Non lo sembrano soltanto, le Olimpiadi sono intense e difficili per gli atleti. Sono un momento assolutamente entusiasmante nella carriera di un atleta, ma rappresentano anche un momento difficile e complesso, che va gestito con molta attenzione.

In quei giorni un atleta può sperimentare un vortice di emozioni: gioia, esaltazione, soddisfazione, ma anche delusione, senso di oppressione, tristezza. Tutto nell’arco di pochi giorni e sotto gli occhi del mondo intero. Le Olimpiadi sono un evento unico nella carriera di un atleta.

Come riescono gli atleti ad affrontarle?

Quello che noi psicologi dello sport cerchiamo di fare è aiutare gli atleti ad accettare e vivere a pieno queste emozioni, senza provare ad allontanarle o reprimerle. Non è sano negare l’eccezionale di questo evento, convincendosi che le Olimpiadi siano una competizione come un’altra. Meglio accettarle e viverle per l’evento eccezionale e pervasivo che sono.

Lo sport è fatto di vittorie e di sconfitte. Di punti a segno e di punti subiti. Come si fa a passare da uno all’altro senza perdere la concentrazione?

Anche se non tutti gli atleti hanno la possibilità di partecipare a più competizioni all’interno delle stesse Olimpiadi, tutti devono saper gestire e riprendersi dopo un errore o un punto subito. Faccio l’esempio dello sport di cui mi sono occupata, la pallanuoto, chi fa questo sport deve sapere rimettersi in gioco anche dopo aver subito una rete, e questo vale per molti altri sport.

Per questo è fondamentale lavorare sulla capacità di reagire all’errore e di resettare immediatamente per tornare subito pronti nell’azione successiva. Ecco perché con gli atleti da una parte lavoriamo sull’abilità di considerare ogni azione un momento a sé, distinto da quello precedente. Dall’alto è fondamentale maturare due consapevolezze. La prima: la prestazione perfetta generalmente è utopica. La seconda: non è necessario che una prestazione sia perfetta affinché sia una buona prestazione.

Se poi, nonostante tutti questi sforzi, la sconfitta arriva lo stesso, come si accetta?

Dipende dai motivi della sconfitta. Lo psicologo dello sport lavora con l’atleta per portarlo a misurare la sua prestazione confrontandola con se stesso, piuttosto che con gli avversari. Se un atleta non vince, ma ha fatto il risultato migliore possibile per le sue possibilità in quel preciso momento è diverso dal caso in cui perde facendo una prestazione inferiore alle sue possibilità.
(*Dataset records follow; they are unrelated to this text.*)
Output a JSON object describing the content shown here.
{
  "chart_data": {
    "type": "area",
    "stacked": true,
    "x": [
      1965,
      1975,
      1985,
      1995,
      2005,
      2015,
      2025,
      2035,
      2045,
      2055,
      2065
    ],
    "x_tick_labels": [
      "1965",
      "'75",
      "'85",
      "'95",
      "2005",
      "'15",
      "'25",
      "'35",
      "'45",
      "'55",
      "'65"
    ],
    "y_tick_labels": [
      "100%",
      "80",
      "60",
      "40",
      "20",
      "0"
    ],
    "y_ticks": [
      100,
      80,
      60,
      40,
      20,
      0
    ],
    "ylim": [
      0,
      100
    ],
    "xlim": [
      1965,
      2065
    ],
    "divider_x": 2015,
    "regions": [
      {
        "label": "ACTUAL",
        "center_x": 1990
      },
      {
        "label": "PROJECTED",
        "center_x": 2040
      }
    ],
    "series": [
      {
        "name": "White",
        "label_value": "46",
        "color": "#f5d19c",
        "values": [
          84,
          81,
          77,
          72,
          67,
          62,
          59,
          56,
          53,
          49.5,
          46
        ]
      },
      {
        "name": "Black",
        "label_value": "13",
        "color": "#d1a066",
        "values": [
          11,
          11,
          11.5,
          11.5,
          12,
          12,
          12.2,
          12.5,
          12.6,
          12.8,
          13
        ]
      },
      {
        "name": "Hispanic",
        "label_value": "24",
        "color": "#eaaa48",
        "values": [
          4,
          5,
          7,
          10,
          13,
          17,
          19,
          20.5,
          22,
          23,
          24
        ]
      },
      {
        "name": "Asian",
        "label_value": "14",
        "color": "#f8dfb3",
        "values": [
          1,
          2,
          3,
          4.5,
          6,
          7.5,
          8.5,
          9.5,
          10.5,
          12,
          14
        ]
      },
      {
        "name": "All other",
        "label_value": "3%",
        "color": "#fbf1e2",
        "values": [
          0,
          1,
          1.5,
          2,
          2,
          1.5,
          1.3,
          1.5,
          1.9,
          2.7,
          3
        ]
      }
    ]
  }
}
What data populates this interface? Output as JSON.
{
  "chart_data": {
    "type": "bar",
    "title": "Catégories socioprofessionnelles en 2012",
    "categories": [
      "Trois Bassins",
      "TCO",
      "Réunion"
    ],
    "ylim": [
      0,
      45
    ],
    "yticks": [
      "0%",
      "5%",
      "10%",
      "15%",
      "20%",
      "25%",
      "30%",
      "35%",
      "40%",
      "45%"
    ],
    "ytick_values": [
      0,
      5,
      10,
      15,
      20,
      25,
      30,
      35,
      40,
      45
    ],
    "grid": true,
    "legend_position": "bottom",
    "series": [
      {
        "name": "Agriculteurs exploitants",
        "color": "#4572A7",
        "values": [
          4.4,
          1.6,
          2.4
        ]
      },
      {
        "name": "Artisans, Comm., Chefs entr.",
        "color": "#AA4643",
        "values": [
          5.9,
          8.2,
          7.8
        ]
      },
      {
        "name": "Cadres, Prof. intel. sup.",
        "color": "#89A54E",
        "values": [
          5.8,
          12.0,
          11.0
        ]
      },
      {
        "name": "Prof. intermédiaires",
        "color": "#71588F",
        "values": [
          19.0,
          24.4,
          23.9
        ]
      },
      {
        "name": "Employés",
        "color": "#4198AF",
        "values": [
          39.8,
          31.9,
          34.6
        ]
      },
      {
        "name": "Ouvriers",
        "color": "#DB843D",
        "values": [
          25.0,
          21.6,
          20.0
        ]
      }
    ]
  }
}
Il punto in fondo è questo: ha senso giudicare ciò che dipende da noi e l’atleta ha il controllo soltanto sulla propria prestazione, non su quella degli avversari.

In queste Olimpiadi non sono mancate le polemiche. Una delle prime ha riguardato la felicità di Benedetta Pilato per un quarto posto nei 100 rana femminile. Lei ha detto di esserlo “visto il suo percorso”. È sano quindi ragionare in questo modo?

Assolutamente sì. Solo gli atleti e i loro allenatori conoscono davvero il proprio livello di preparazione e i risultati che possono ottenere, da dove sono partiti e dove sono arrivati. Essere soddisfatti del risultato conseguito in una competizione, anche qualora non coincida con il podio, dipende proprio da questo percorso di autoconsapevolezza, che è essa stessa una qualità fondamentale per lo sportivo.